Da redação
No Tribunal de Justiça do Piauí-TJPI, é possível o cadastramento de partes no PJe mediante a utilização do nome social, no padrão estabelecido pela Resolução CNJ Nº 625/2025, que altera a Resolução CNJ Nº 270/2018, que regulamenta o uso do nome social pelas pessoas trans, travestis, transexuais e não binárias, usuárias dos serviços judiciários, membros, servidores, estagiários e trabalhadores terceirizados dos tribunais brasileiros.
A Resolução CNJ Nº 625/2025 altera o artigo 3º da seguinte Resolução CNJ Nº 270/2018 e determina a utlização do nome social em primeira posição, em processos judiciais em trâmite nos órgãos judiciários, seguido da menção do nome registral.
O Tribunal de Justiça do Piauí reafirma seu compromisso com o respeito à dignidade da pessoa humana e com a construção de uma Justiça verdadeiramente inclusiva.
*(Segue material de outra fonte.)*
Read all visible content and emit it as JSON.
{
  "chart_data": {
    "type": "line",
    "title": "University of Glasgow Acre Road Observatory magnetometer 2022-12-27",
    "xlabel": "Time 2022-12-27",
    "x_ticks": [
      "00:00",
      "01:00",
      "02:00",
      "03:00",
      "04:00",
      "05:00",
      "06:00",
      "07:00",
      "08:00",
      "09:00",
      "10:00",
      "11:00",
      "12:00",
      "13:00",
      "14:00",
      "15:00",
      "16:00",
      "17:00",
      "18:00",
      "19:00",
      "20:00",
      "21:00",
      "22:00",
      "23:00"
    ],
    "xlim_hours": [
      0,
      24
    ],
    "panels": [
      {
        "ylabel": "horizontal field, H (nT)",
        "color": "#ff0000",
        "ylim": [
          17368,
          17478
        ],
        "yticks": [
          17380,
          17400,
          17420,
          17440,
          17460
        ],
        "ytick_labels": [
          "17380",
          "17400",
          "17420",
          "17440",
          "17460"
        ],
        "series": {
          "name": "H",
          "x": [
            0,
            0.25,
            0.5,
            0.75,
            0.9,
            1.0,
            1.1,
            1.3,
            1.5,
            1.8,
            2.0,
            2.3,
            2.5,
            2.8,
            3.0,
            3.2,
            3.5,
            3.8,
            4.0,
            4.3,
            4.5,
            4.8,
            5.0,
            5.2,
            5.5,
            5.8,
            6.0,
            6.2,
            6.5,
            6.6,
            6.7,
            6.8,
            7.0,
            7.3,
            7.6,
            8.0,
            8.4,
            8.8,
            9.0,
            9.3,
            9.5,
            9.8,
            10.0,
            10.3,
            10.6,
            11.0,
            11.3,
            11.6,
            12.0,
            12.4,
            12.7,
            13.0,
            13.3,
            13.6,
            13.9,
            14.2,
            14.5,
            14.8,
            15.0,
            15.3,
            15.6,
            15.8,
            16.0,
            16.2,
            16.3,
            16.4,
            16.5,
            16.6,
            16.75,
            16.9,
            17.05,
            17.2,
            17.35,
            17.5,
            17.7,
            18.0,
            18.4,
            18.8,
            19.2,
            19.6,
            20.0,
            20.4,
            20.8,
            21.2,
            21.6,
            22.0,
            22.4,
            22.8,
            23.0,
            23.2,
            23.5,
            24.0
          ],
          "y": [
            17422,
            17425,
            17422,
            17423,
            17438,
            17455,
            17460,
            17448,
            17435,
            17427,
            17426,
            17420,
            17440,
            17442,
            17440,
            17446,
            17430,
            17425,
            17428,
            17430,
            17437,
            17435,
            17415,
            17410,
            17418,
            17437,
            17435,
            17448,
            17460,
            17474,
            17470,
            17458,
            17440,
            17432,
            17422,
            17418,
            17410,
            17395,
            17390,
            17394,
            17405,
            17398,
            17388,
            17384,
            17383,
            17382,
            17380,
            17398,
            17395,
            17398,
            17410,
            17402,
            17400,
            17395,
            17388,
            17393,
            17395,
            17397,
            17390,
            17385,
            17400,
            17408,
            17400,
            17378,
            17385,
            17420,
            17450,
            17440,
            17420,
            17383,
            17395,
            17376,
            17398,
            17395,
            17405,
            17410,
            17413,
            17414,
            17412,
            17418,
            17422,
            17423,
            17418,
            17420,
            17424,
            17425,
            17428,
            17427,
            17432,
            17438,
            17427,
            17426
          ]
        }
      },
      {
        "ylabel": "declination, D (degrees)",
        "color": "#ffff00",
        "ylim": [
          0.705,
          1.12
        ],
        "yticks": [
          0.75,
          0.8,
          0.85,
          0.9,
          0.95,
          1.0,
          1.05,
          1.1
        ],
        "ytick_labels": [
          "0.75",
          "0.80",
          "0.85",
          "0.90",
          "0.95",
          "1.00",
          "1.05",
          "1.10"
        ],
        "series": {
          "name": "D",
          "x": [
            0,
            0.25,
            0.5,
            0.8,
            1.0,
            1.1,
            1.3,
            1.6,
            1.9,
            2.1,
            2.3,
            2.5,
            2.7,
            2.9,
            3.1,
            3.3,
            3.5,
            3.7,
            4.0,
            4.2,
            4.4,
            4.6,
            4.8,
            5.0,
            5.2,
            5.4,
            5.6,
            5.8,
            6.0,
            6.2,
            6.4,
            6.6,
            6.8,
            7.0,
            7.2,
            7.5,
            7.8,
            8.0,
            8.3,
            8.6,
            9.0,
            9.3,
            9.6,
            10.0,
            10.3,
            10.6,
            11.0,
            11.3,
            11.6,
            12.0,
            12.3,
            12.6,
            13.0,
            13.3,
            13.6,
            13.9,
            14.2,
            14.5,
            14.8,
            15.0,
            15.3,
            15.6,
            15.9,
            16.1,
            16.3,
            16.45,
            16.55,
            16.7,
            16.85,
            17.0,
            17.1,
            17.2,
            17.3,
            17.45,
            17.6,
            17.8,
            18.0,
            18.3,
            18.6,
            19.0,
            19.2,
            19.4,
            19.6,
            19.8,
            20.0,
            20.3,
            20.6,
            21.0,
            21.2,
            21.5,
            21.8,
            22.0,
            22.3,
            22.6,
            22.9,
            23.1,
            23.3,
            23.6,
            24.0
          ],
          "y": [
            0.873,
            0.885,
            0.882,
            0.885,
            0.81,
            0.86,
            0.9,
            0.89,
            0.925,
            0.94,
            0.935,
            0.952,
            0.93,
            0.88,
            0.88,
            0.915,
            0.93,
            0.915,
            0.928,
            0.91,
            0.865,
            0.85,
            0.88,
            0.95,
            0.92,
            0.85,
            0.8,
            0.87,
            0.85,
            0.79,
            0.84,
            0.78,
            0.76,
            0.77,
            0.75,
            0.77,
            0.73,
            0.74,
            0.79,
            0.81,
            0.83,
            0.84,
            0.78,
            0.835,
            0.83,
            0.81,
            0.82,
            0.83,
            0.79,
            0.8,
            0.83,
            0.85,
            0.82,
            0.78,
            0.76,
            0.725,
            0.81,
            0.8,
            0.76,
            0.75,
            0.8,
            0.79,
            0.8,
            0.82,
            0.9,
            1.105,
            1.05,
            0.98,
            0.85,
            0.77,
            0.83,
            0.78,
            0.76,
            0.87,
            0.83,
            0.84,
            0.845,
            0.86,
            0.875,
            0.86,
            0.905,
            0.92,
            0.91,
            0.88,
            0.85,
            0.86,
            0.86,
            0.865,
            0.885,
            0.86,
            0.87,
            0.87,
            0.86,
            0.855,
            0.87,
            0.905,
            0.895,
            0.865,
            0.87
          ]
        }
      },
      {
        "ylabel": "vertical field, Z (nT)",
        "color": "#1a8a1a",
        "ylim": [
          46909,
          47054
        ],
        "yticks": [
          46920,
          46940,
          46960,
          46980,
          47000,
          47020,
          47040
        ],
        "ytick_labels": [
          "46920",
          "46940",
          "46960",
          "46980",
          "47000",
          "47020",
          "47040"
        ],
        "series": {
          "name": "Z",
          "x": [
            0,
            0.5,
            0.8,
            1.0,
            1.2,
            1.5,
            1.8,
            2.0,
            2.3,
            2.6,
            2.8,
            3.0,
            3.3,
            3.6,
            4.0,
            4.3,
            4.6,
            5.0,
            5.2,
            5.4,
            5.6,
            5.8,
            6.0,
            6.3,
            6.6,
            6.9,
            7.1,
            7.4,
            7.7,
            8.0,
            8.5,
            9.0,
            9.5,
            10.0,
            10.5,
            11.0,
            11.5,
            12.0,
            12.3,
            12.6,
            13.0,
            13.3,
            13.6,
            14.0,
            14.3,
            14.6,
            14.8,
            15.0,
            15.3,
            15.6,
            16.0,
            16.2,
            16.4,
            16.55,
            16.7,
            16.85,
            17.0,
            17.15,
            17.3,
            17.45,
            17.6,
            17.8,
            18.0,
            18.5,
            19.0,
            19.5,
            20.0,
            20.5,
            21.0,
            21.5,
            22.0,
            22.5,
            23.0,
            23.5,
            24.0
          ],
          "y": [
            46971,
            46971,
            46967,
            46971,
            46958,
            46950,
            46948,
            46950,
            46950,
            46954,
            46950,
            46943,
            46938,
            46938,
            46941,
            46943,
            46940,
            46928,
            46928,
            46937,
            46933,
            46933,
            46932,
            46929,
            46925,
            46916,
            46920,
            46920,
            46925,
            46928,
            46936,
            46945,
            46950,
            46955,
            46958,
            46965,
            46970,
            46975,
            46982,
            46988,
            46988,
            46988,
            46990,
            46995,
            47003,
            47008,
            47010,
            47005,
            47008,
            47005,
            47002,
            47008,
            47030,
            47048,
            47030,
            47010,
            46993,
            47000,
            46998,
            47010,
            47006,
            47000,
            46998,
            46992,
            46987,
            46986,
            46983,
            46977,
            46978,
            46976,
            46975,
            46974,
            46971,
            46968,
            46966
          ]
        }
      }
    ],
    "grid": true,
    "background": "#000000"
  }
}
Nosso papel, como instituição, é garantir que todas as pessoas sejam vistas, ouvidas e tratadas com respeito”, destacou o presidente do TJPI, desembargador Aderson Nogueira.
Já em processos administrativos em trâmite nos órgãos do Poder Judiciário, o nome social será utilizado em primeira posição, sendo o nome civil de registro, visualizado apenas para fins administrativos, enquanto nas comunicações dirigidas a órgãos externos, não havendo espaço específico para registro de nome social, poderá ser utilizado o nome registral, para não acarretar prejuízo à obtenção do direito pretendido pelo assistido.
A medida foi tomada considerando que a identidade de gênero é um direito constitutivo das pessoas, com valor instrumental para o exercício de outros direitos, e reconhecendo que a adoção e o nome social são fundamentais para garantir a inclusão, a proteção da identidade de gênero e o respeito à personalidade jurídica do indivíduo.